Dass Drogeriemärkte den Supermärkten zusetzen und ihnen Umsatz nehmen, ist keine neue Erkenntnis. Neu sind die Dynamik und das Ausmaß.
Proteinpulver in Drogerien-Hand
Hinweise darauf liefert eine im Juli veröffentlichte Studie der Marktforscher von Nielsen IQ (NIQ). Demnach erzielten die Drogeriemärkte 2025 mit 6,6 Prozent das stärkste Umsatzwachstum aller stationären Lebensmitteleinzelhändler. 17,8 Prozent ihres Umsatzes entfielen auf Lebensmittel, 2,3 Prozent mehr als 2021. Dieser Trend wird bei einem Blick auf einzelne Warengruppen bestätigt. Denn unter den zehn Kategorien mit dem stärksten prozentualen Umsatzwachstum stammen neun aus dem Lebensmittelbereich. Backwaren (29,1 Prozent) stehen an erster Stelle, gefolgt von Trockenfertigprodukten (16,4 Prozent) und Süßwaren (13,3 Prozent).
Wohl zu Recht beschreibt der norddeutsche Rewe-Kaufmann Drogeriemärkte als „Bio- und Gesundheits-Anker“. Das belegt eine weitere NIQ-Untersuchung aus dem Juli. Thema: das bemerkenswerte Wachstum bei Proteinprodukten im Handel, verbunden mit einer hohen Ausgabebereitschaft der Verbraucher.
Der Markt für Proteinpulver ist noch einmal ein Kapitel für sich. Wichtigster Vertriebskanal bleiben hier die Drogeriemärkte. Mit einem Umsatz von knapp 127 Millionen Euro entfällt auf sie mehr als ein Drittel des Gesamtmarktes.
Struktureller Wandel
Für die anderen Lebensmitteleinzelhändler besonders bedrohlich: Zwischen 2021 und 2025 stieg die Regalpräsenz der Drogeriemärkte lediglich um 1,1 Punkte auf 17,9 Prozent. „Das deutet auf eine vor allem nachfragegetriebene Entwicklung hin“, analysiert der NIQ-Handelsexperte Thomas Montiel Castro. Er erkennt einen Beleg für den strukturellen Wandel im Einkaufsverhalten.

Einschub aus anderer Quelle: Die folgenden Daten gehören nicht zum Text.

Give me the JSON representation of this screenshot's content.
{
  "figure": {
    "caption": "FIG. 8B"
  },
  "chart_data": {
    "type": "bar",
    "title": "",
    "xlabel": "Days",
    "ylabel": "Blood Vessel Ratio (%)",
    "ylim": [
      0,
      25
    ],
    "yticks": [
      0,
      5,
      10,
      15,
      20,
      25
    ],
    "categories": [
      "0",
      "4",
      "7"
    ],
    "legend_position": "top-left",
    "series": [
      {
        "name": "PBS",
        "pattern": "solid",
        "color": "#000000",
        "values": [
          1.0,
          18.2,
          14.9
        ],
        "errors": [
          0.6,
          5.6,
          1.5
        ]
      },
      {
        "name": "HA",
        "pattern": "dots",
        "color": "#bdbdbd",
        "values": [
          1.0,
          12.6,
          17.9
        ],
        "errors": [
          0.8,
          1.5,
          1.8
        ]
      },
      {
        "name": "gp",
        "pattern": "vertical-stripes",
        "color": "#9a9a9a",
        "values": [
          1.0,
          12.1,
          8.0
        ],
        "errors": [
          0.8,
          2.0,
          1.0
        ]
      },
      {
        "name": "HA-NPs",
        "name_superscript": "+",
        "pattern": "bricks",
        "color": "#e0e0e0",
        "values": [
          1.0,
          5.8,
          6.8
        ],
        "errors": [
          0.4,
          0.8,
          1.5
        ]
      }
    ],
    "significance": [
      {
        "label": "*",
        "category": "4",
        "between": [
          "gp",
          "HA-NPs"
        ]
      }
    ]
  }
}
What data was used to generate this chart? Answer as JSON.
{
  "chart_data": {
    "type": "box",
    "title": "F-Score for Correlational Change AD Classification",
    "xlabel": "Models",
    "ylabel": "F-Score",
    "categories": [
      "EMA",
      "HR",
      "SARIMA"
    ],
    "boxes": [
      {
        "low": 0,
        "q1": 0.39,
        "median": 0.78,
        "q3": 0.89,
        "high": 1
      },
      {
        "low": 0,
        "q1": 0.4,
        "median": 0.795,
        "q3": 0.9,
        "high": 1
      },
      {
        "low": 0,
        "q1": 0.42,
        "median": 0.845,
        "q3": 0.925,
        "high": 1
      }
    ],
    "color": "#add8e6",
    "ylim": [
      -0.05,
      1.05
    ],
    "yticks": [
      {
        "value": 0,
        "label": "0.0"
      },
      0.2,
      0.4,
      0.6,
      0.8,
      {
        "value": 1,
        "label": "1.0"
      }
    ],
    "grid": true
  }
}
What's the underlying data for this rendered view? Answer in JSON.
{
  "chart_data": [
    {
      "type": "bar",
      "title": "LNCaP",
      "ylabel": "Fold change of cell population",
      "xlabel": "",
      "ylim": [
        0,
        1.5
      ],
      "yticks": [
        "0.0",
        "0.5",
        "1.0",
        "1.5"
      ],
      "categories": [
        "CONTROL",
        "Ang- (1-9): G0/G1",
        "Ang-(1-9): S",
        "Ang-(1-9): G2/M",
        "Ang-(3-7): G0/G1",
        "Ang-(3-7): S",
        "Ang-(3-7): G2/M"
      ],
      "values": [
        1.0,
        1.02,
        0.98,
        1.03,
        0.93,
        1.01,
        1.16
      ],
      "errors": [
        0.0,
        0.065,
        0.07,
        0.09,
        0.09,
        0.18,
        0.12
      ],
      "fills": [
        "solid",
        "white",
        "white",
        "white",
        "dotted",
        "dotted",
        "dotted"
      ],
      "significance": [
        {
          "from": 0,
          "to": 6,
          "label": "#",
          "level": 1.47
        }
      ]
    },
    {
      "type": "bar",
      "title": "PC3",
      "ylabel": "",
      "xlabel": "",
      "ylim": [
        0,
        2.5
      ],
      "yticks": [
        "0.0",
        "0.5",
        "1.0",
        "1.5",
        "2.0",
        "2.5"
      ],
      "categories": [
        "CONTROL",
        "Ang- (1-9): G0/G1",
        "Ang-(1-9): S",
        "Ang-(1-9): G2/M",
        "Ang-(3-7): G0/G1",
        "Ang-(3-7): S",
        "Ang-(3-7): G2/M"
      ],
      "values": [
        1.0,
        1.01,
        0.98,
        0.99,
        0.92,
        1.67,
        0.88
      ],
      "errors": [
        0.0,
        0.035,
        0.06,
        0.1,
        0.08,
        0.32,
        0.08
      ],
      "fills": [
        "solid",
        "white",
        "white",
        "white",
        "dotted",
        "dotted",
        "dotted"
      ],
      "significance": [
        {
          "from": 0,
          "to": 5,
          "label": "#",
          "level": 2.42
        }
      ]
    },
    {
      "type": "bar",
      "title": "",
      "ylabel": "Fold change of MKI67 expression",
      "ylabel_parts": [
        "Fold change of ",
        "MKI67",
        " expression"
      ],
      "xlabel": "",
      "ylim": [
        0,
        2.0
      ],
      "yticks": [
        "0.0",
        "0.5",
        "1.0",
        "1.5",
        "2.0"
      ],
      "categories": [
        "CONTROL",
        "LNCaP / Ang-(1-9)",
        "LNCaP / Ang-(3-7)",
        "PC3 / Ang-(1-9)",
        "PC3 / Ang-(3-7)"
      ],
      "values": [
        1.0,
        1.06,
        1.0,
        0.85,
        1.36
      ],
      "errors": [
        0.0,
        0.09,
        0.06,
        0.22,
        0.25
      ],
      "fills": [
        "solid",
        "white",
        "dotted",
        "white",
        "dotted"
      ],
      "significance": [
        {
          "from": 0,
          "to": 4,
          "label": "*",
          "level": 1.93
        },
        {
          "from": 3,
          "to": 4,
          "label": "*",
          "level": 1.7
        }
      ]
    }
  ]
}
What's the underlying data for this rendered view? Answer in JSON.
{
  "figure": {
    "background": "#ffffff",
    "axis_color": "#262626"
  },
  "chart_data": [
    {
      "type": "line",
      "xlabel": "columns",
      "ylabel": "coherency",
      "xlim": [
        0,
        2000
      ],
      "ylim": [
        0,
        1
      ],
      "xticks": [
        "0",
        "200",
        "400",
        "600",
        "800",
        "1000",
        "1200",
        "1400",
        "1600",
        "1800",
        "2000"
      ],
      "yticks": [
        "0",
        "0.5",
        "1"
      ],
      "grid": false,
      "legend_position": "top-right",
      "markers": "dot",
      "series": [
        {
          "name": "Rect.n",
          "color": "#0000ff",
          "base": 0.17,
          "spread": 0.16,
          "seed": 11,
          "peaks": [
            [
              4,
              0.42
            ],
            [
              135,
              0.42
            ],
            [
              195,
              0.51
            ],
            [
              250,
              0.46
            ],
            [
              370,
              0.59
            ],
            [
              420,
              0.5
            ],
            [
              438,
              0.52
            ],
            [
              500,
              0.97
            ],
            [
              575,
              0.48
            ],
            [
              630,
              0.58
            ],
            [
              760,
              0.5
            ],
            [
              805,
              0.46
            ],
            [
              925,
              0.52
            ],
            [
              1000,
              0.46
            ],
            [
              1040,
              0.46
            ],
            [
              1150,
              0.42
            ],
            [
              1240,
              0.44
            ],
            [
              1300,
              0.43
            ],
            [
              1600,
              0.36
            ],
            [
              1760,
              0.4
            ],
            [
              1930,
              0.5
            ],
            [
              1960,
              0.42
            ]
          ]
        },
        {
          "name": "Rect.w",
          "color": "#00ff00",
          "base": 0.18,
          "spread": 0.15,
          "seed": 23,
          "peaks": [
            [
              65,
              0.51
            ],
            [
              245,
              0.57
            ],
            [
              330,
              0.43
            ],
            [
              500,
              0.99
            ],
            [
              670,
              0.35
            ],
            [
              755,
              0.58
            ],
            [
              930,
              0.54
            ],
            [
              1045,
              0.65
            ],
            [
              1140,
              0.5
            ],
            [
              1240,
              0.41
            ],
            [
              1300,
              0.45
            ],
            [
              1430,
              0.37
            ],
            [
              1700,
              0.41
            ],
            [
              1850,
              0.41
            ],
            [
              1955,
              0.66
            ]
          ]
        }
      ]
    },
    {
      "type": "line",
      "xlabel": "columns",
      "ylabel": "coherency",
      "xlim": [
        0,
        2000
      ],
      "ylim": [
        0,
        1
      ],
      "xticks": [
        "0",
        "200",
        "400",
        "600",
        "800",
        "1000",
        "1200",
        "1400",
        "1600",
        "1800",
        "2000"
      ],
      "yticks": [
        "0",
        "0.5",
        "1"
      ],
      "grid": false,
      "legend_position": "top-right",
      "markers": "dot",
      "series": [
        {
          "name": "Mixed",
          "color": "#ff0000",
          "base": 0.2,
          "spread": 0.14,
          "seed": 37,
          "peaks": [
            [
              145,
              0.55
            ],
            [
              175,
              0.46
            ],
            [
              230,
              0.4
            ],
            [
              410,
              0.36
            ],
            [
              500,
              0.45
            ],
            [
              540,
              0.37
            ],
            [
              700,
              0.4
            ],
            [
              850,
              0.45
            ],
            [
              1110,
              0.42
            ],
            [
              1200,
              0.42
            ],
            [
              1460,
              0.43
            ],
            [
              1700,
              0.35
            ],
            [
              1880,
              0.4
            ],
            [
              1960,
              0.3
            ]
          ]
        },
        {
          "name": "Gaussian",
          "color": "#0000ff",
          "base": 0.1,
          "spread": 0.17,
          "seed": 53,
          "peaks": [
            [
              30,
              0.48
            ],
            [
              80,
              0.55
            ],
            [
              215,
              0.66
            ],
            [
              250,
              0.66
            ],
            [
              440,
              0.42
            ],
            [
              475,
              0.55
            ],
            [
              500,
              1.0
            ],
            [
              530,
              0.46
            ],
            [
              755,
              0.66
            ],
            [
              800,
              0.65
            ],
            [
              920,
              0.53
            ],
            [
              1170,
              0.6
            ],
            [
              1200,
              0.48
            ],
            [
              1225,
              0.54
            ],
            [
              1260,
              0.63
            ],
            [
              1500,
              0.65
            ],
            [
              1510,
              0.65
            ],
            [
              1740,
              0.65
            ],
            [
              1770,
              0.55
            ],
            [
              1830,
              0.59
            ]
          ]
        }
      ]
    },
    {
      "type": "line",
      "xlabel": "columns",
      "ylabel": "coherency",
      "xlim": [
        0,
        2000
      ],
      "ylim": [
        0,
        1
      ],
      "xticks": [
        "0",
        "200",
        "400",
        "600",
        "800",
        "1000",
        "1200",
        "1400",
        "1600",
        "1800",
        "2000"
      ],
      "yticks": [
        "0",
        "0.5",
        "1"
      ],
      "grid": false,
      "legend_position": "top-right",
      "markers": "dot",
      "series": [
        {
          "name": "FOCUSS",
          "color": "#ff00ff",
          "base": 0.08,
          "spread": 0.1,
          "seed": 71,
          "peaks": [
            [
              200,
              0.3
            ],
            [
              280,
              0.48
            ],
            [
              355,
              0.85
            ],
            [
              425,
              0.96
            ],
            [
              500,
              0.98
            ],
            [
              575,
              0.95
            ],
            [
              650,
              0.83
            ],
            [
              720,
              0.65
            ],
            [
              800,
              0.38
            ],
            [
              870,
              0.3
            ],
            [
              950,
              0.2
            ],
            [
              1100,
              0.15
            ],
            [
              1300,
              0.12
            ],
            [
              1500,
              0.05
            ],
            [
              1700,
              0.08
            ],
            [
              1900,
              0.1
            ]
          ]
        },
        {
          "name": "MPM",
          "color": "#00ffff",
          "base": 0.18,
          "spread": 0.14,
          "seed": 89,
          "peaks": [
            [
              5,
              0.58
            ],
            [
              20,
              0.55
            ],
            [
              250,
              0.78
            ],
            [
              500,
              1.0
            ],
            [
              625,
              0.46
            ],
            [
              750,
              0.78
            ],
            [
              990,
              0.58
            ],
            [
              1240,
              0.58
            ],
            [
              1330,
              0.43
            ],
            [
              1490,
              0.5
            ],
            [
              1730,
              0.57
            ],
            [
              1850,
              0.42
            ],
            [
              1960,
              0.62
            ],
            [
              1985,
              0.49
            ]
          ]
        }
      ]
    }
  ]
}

Castro: „Verbraucher bündeln ihren Bedarf seltener in einem großen Vorrats- oder Familieneinkauf. Stattdessen verteilen sie ihre Einkäufe zunehmend auf mehrere kleinere, anlassbezogene Besuche in unterschiedlichen Geschäften.“
Auch dafür hat NIQ Zahlen. Zum Beispiel stieg die Zahl der LEH-Einkaufsakte pro Haushalt 2025 um 5,1 Prozent, während die Ausgaben pro Einkauf um 1,8 Prozent sanken. Diese Zersplitterung der Einkäufe bedeute zugleich: „Klassische Sonderangebote verlieren an Wirkung, wenn sie nicht zum jeweiligen Einkaufsanlass passen.“ So sei im Lebensmittelbereich der Anteil klassischer Promotionen zwischen dem ersten Quartal 2022 und dem ersten Quartal 2026 von 20,4 auf 27,7 Prozent geklettert, jedoch die Effektivität um 2,7 Prozent gefallen. „Wir müssen uns wärmer anziehen“, findet der Rewe-Kaufmann vor diesem Hintergrund.
Konkurrenz ernst nehmen
Die Meinung von LP-Redakteur Thomas Klaus
Auf Anfrage der Lebensmittel Praxis zu ihrer Sortimentsstrategie halten sich die großen Drogeriemarktketten dm, Rossmann und Müller bedeckt. Einzig Müller wird präziser, indem das Unternehmen Lebensmittel zu den „strategisch wichtigsten Wachstumskategorien“ zählt und „erhebliches Potenzial“ ausmacht. Das Sortiment solle „gezielt weiterentwickelt“ werden. Branchenkenner wissen: Das könnten dm und Rossmann unterschreiben. Die großen drei wollen alle mit Lebensmitteln mehr Geld verdienen. Die klassischen Lebensmitteleinzelhändler tun gut daran, wenn sie diese Konkurrenz ernst(er) nehmen und genau beobachten. Denn sie wird nicht verschwinden. Im Gegenteil.